So Doc Emrick announced that he was retiring yesterday.
The legendary hockey broadcaster is 74 years old, so he's earned it. There haven't been too many big hockey moments in the last few decades where he hasn't been behind the mic, whether it was the Stanley Cup playoffs, the Winter Classic or the Olympics.
Back when TigerBlog was a kid, every announcer sounded like Doc Emrick did. Somewhere along the line, "hip, edgy and highly emotional" replaced "folksy and respectful" as the sportscasting norm.
To that end, TB has always liked the way Emrick calls a game. He's not making himself bigger than the event, or, for that matter, even part of the event. He never seemed to be driven by ego.
He also didn't go down the path that so many current broadcasters, even the really good ones, do. He never used a lot of words to say what could be said in a few words, or fancy words to say what could be said in simpler terms.

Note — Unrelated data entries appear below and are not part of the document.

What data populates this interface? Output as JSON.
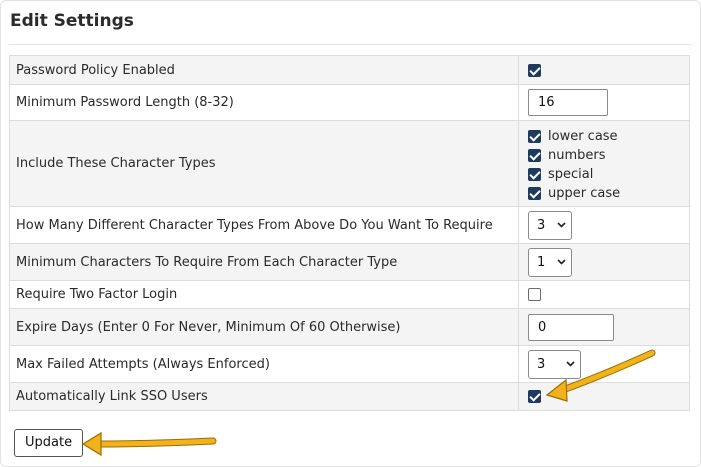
{
  "panel": {
    "title": "Edit Settings"
  },
  "settings": {
    "password_policy": {
      "label": "Password Policy Enabled",
      "checked": true
    },
    "min_length": {
      "label": "Minimum Password Length (8-32)",
      "value": "16"
    },
    "char_types": {
      "label": "Include These Character Types",
      "options": [
        {
          "label": "lower case",
          "checked": true
        },
        {
          "label": "numbers",
          "checked": true
        },
        {
          "label": "special",
          "checked": true
        },
        {
          "label": "upper case",
          "checked": true
        }
      ]
    },
    "require_types": {
      "label": "How Many Different Character Types From Above Do You Want To Require",
      "value": "3"
    },
    "min_each": {
      "label": "Minimum Characters To Require From Each Character Type",
      "value": "1"
    },
    "two_factor": {
      "label": "Require Two Factor Login",
      "checked": false
    },
    "expire_days": {
      "label": "Expire Days (Enter 0 For Never, Minimum Of 60 Otherwise)",
      "value": "0"
    },
    "max_failed": {
      "label": "Max Failed Attempts (Always Enforced)",
      "value": "3"
    },
    "link_sso": {
      "label": "Automatically Link SSO Users",
      "checked": true
    }
  },
  "actions": {
    "update_label": "Update"
  },
  "annotations": {
    "arrow_color": "#f2b21b",
    "arrow_outline": "#9a6e00"
  }
}
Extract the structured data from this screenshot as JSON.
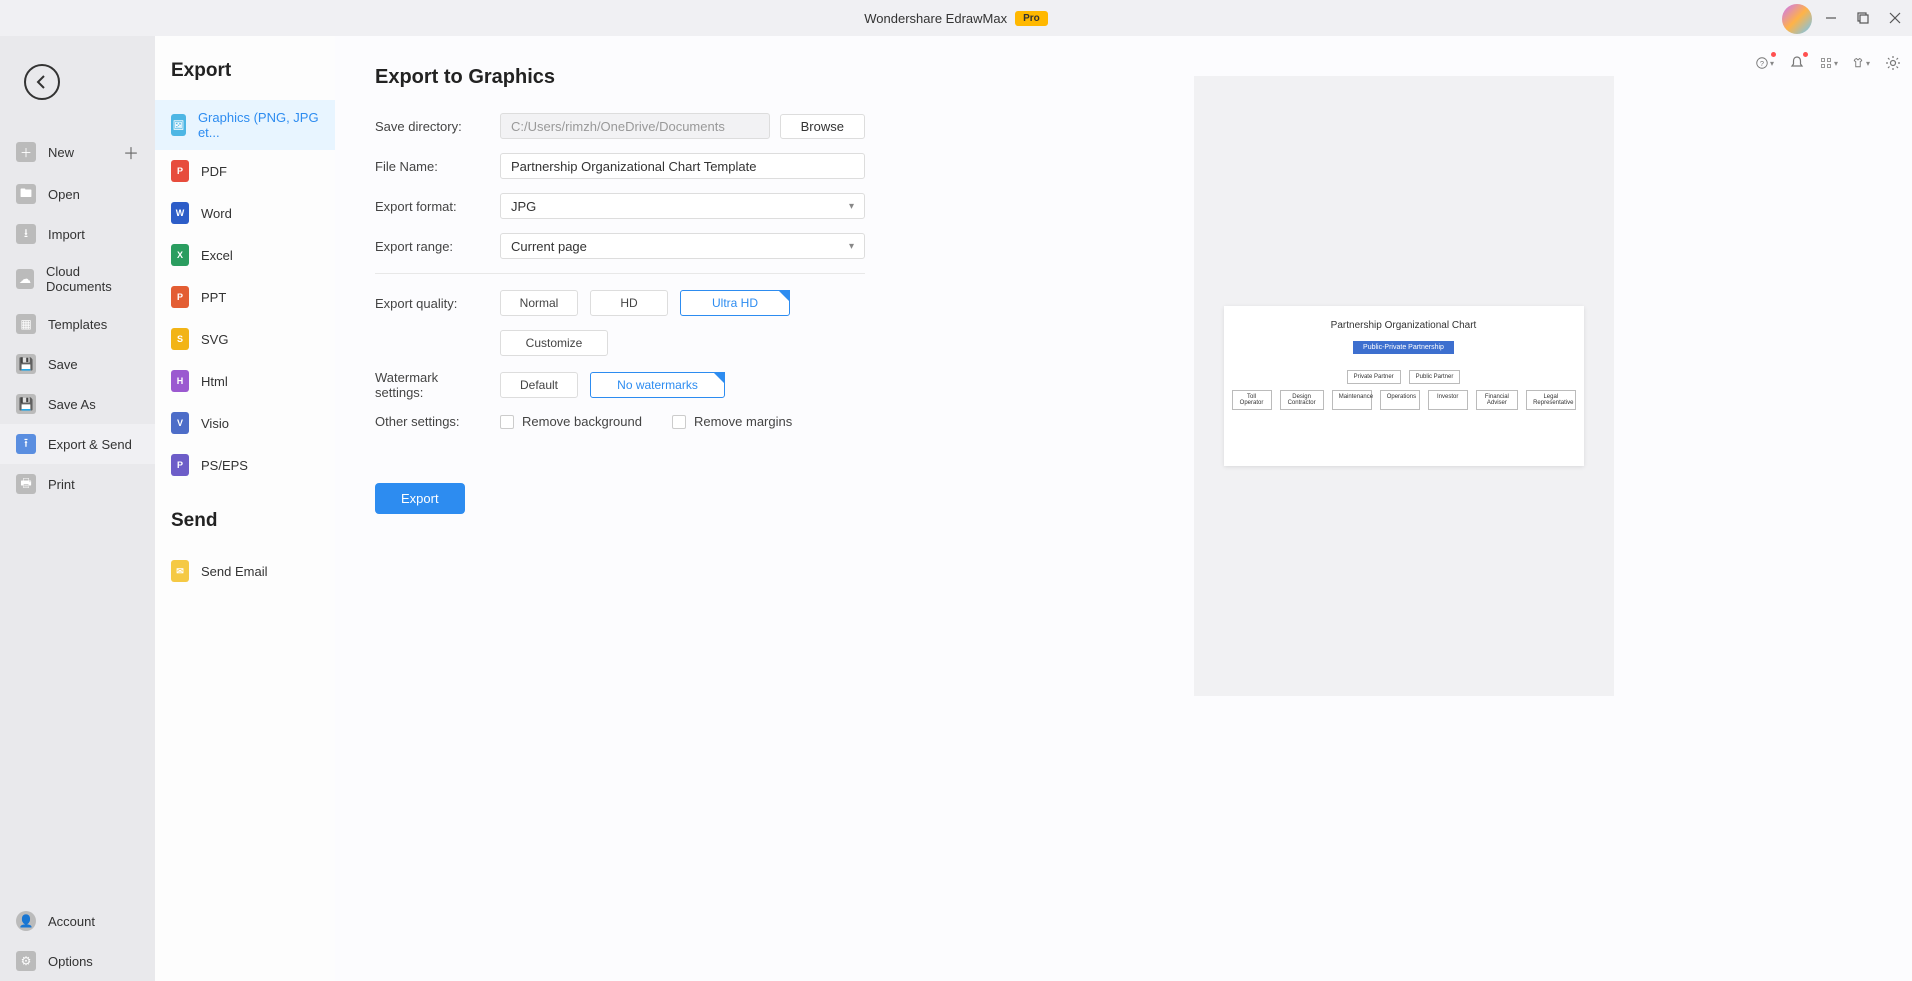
{
  "app": {
    "title": "Wondershare EdrawMax",
    "badge": "Pro"
  },
  "nav1": {
    "new": "New",
    "open": "Open",
    "import": "Import",
    "cloud": "Cloud Documents",
    "templates": "Templates",
    "save": "Save",
    "saveas": "Save As",
    "export": "Export & Send",
    "print": "Print",
    "account": "Account",
    "options": "Options"
  },
  "nav2": {
    "export_title": "Export",
    "send_title": "Send",
    "graphics": "Graphics (PNG, JPG et...",
    "pdf": "PDF",
    "word": "Word",
    "excel": "Excel",
    "ppt": "PPT",
    "svg": "SVG",
    "html": "Html",
    "visio": "Visio",
    "ps": "PS/EPS",
    "sendemail": "Send Email"
  },
  "form": {
    "title": "Export to Graphics",
    "save_dir_label": "Save directory:",
    "save_dir_value": "C:/Users/rimzh/OneDrive/Documents",
    "browse": "Browse",
    "filename_label": "File Name:",
    "filename_value": "Partnership Organizational Chart Template",
    "format_label": "Export format:",
    "format_value": "JPG",
    "range_label": "Export range:",
    "range_value": "Current page",
    "quality_label": "Export quality:",
    "q_normal": "Normal",
    "q_hd": "HD",
    "q_uhd": "Ultra HD",
    "customize": "Customize",
    "watermark_label": "Watermark settings:",
    "w_default": "Default",
    "w_none": "No watermarks",
    "other_label": "Other settings:",
    "remove_bg": "Remove background",
    "remove_margins": "Remove margins",
    "export_btn": "Export"
  },
  "preview": {
    "chart_title": "Partnership Organizational Chart",
    "root": "Public-Private Partnership",
    "mid1": "Private Partner",
    "mid2": "Public Partner",
    "leaves": [
      "Toll Operator",
      "Design Contractor",
      "Maintenance",
      "Operations",
      "Investor",
      "Financial Adviser",
      "Legal Representative"
    ]
  }
}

He could be a little overly folksy,
The key to being a good play-by-play announcer is preparation. In this regard, Emrick was beyond impressive, and that was never clearer than during the Olympics.
When he did NHL games, he would see the same players over and over, so there wouldn't be that many newcomers to have to research. In the Olympics, there would be a ton of non-NHL guys, many with difficult names to pronounce, and Emrick would know who they were and everything about them as if they all were his neighbors.
According to something TB read, Emrick did more than 3,750 hockey games. It made TB wonder how different venues there were in which he called a game.
TB does know one where Emrick did a game. Hobey Baker Rink.
It was in 2013, and it was a game between Princeton and Union. The game was televised by NBC Sports.
This game happened to fall during the 2012-13 NHL lockout, which began in September and then ended when the new collective bargaining agreement was ratified on Jan. 12, 2013.
The Princeton-Union game was played on Jan. 11, 2013. Because there were no NHL games to call, NBC Sports gave some college games to its top announces. Princeton was lucky to have Emrick on the game from Baker Rink.
TigerBlog chose not to go to the game and instead to watch it on TV, just to hear Emrick do the game. He spoke about both teams, again, as if they were all his neighbors. He even found time to wish a happy birthday to Princeton's then-hockey contact Kristy McNeil, as if she was a cousin of his.
That game, TB thinks, was Emrick's only encounter with Princeton Athletics. He could be wrong about that.
He does know that Jack Scheuer saw a ton of Princeton games, the overwhelming majority of which were not in Princeton.
Scheuer was a staple at the Palestra for, well, for long before TigerBlog ever walked in the building. He was the AP reporter for Big Five basketball forever, and TB would see him any time he was there for a Princeton-Penn game.
He was as much a part of the building as anyone. Maybe the only person TB can associate more with the Palestra than Jack Scheuer was his late friend John McAdams, the wonderful longtime public address announcer in the building (and for a million other buildings, including when he did Princeton football games at Powers Field at Princeton Stadium).
TB didn't know Scheuer as well as he know McAdams. He did know Scheuer well enough to say hello and have a quick chat every time he saw him. He knew him well enough to be saddened by the news that Scheuer passed away last week, at the age of 88.
Mike Jensen wrote a great piece about Scheuer in the Philadelphia Inquirer last week. It mentioned how Scheuer played in pickup games into his 80s at the building, and how he still shot the same set shot he did when he played at Frankford High, graduating in 1949. As he read that, TB pictured Pete Carril as he shot that same shot in his own pickup games in Jadwin Gym.
You can read Jensen's story HERE.
So congratulations to Mike Emrick on his incredible career, and the best to him in retirement. And RIP to Jack Scheuer, another gentleman who had another great career. Walking into the Palestra will be a little different from now on.